Thanks in part to extremely cold weather and surprisingly strong late winter demand, the US natural gas market has rebalanced rapidly. After a chilly January and February, weather in March was the coldest in 12 years, 21% colder than last year.
As a result, natural gas demand in 1Q13 increased by 2.5 bcf/d above normal because of cold weather. Inventories cumulatively drew by 1,844 bcf this year, which makes it the largest draw in a decade, and over 400 bcf higher than the average draw experienced in the last 10 years.
The spring carryout at the start of April all of a sudden stood at 1.673 tcf, below the 2 tcf that the bank had expected a few months ago, and inventories slipped into a deficit to the 5-year average. With stocks drawing into early April, marking the latest start to an injection season in 11 years, the storage deficit widened to 74 bcf or 4.2%. All in all, the US natural gas market has normalised at surprising speed before the summer.
The elimination of the storage glut catapulted prices into a higher range. Front month natural gas prices broke through $4/MMBtu at the end of March and subsequently through $4.40/MMBtu, before settling back at $4.20, a 21-month high.
Year to date, US natural gas is the best performer among major commodities, up more than 30%. Interestingly, the last time prices settled above $4/MMBtu was in September 2011 which also coincided with the last time that inventories were at a 5-year deficit.
From a fundamental perspective, the move higher seems justified, underscored by a simple regression of near-dated prices on the inventory glut/deficit
According to the bank's attribution analysis, 60% of this year’s 400 bcf excess stock draw down can be traced back to cold weather. The remaining 40% can be attributed to tighter underlying fundamentals, in particular falling production and rising industrial demand, while at the margin nuclear outages also helped.

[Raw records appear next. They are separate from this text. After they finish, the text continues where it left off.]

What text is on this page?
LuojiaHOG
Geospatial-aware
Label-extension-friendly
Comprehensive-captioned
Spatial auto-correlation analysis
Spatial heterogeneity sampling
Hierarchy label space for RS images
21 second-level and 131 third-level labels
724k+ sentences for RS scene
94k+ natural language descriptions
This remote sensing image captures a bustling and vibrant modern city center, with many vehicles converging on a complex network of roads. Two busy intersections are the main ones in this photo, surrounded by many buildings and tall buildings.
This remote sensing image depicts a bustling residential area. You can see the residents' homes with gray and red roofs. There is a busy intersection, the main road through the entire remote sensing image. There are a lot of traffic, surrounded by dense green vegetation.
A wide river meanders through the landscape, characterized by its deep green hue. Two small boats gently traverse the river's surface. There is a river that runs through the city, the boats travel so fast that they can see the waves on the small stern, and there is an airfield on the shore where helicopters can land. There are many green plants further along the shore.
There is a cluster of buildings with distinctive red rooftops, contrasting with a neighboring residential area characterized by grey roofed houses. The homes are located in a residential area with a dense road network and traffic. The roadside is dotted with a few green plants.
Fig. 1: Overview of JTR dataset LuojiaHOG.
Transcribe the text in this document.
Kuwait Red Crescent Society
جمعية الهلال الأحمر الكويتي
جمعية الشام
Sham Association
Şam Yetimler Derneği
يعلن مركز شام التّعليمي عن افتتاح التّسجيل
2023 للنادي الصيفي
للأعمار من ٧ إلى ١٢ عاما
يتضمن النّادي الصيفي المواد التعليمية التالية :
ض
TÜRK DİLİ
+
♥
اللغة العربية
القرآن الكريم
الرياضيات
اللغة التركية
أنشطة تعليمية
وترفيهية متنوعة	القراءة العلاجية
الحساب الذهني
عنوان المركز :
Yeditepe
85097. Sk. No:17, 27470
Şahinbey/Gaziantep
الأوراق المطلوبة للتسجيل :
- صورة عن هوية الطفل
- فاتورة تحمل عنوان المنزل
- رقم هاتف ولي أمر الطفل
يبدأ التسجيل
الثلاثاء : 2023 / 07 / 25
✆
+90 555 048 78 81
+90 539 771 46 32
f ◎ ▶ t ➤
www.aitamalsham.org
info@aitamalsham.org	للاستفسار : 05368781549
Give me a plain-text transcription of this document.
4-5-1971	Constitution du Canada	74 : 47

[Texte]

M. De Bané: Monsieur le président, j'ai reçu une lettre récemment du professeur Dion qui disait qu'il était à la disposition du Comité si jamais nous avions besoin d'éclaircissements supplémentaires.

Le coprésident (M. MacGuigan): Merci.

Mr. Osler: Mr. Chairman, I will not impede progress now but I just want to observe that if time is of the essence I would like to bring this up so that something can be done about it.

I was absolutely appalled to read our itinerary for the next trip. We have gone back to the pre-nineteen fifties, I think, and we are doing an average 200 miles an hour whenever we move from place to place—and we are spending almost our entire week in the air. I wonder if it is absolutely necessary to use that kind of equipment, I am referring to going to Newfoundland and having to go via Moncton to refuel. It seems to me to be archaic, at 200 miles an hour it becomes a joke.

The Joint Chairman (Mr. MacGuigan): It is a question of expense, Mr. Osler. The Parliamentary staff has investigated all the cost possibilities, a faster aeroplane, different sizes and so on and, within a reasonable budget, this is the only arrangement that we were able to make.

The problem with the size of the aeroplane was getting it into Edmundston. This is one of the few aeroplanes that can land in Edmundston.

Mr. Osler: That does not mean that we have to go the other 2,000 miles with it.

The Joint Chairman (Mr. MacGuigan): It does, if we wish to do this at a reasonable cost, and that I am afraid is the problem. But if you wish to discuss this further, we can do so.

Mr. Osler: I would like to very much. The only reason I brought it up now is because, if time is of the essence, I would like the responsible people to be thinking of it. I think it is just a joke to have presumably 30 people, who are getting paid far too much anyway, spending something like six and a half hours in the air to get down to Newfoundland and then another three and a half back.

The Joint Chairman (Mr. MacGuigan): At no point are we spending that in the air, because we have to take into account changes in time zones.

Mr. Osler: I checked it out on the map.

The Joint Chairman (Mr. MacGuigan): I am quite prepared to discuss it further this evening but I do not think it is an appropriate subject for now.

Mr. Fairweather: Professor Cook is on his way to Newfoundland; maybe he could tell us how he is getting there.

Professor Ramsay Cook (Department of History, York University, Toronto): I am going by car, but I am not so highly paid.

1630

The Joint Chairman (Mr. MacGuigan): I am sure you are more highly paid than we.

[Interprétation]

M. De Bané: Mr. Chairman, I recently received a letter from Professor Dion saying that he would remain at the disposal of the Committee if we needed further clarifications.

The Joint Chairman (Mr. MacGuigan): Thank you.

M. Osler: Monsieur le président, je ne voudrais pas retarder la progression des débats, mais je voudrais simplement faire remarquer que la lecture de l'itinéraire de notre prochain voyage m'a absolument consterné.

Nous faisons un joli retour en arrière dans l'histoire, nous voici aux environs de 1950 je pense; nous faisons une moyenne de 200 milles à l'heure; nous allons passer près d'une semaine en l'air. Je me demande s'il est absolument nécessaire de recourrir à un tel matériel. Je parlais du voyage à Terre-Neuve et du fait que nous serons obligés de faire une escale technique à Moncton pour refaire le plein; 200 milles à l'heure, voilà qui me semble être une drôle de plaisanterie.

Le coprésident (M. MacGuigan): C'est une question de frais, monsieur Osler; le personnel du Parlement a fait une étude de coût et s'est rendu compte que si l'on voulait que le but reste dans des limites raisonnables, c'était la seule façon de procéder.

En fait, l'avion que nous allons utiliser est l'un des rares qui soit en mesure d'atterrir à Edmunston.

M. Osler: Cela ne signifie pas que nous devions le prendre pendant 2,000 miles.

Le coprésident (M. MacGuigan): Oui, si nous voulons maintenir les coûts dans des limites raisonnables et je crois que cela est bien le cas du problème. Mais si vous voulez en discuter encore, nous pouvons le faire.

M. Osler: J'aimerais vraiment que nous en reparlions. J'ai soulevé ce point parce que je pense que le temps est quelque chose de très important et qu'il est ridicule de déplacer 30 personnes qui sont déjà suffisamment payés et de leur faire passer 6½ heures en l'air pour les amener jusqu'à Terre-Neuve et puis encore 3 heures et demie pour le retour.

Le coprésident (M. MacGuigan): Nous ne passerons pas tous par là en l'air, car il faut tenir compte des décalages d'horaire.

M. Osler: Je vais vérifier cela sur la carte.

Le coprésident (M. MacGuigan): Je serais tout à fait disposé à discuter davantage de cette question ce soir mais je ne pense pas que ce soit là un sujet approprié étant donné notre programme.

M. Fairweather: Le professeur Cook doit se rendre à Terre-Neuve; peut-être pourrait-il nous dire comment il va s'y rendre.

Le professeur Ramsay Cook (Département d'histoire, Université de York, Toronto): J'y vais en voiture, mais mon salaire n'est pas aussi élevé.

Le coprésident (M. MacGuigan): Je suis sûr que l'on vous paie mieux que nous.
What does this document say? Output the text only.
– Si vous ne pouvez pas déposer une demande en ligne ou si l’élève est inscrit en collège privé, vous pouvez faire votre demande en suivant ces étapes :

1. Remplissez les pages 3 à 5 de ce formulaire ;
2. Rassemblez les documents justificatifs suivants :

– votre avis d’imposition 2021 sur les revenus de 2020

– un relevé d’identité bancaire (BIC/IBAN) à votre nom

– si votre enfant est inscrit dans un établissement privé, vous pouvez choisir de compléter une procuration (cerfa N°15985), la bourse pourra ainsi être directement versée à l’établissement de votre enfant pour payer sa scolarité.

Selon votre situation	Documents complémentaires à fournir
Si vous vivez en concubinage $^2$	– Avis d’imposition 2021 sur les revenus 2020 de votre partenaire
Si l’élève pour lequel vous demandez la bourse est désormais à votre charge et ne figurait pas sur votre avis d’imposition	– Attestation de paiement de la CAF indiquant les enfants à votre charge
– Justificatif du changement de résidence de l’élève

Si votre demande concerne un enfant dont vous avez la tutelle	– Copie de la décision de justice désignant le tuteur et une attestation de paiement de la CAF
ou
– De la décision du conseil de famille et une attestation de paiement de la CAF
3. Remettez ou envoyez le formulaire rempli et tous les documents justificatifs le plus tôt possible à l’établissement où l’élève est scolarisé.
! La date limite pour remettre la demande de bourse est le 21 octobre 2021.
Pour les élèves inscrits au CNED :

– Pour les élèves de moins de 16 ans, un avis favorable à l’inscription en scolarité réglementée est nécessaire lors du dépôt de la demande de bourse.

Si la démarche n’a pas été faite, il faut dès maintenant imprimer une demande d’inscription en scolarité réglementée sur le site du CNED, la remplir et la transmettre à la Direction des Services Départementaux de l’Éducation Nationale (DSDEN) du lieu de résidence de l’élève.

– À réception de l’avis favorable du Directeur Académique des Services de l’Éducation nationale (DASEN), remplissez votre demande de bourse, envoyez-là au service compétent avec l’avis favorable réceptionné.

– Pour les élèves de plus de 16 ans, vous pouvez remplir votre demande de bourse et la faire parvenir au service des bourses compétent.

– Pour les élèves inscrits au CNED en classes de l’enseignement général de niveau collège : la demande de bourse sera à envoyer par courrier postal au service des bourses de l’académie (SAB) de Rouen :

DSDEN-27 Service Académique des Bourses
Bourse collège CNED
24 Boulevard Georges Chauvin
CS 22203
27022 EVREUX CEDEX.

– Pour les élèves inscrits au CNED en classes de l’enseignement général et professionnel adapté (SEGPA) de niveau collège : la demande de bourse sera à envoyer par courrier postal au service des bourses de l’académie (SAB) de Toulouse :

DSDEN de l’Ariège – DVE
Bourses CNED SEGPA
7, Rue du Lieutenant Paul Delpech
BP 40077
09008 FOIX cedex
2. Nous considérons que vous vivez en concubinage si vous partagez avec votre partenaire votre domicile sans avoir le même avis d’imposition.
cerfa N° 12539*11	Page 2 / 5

After 20 months of subdued near-dated gas pricing below the marginal cost of production, which the bank put at $4.30/MMBtu, the market has finally started to rebalance.
No doubt, the elimination of the storage glut will require some reversal in coal-to-gas switching, a prime cause of depressed natural gas prices in the past.
This marks a significant shift in sentiment from 12 months ago when high levels of coal-to-gas switching were needed to ensure October 2012 inventories did not exceed storage capacity.
“Why are we not raising our prices even higher for this summer? While inventories are lower than expected, they are still at the 4th highest level on record. Therefore, the need for coal-to-gas switching has fallen but has not been eliminated,” BofAML noted.
“In our view, a key risk stems from reversing coal-to-gas switching in power generation too sharply as some coal substitution is still required to balance the market. We expect front-month prices to slip back to $3.50/MMBtu in the summer months as coal substitution remains an important price driver this summer,” it concluded.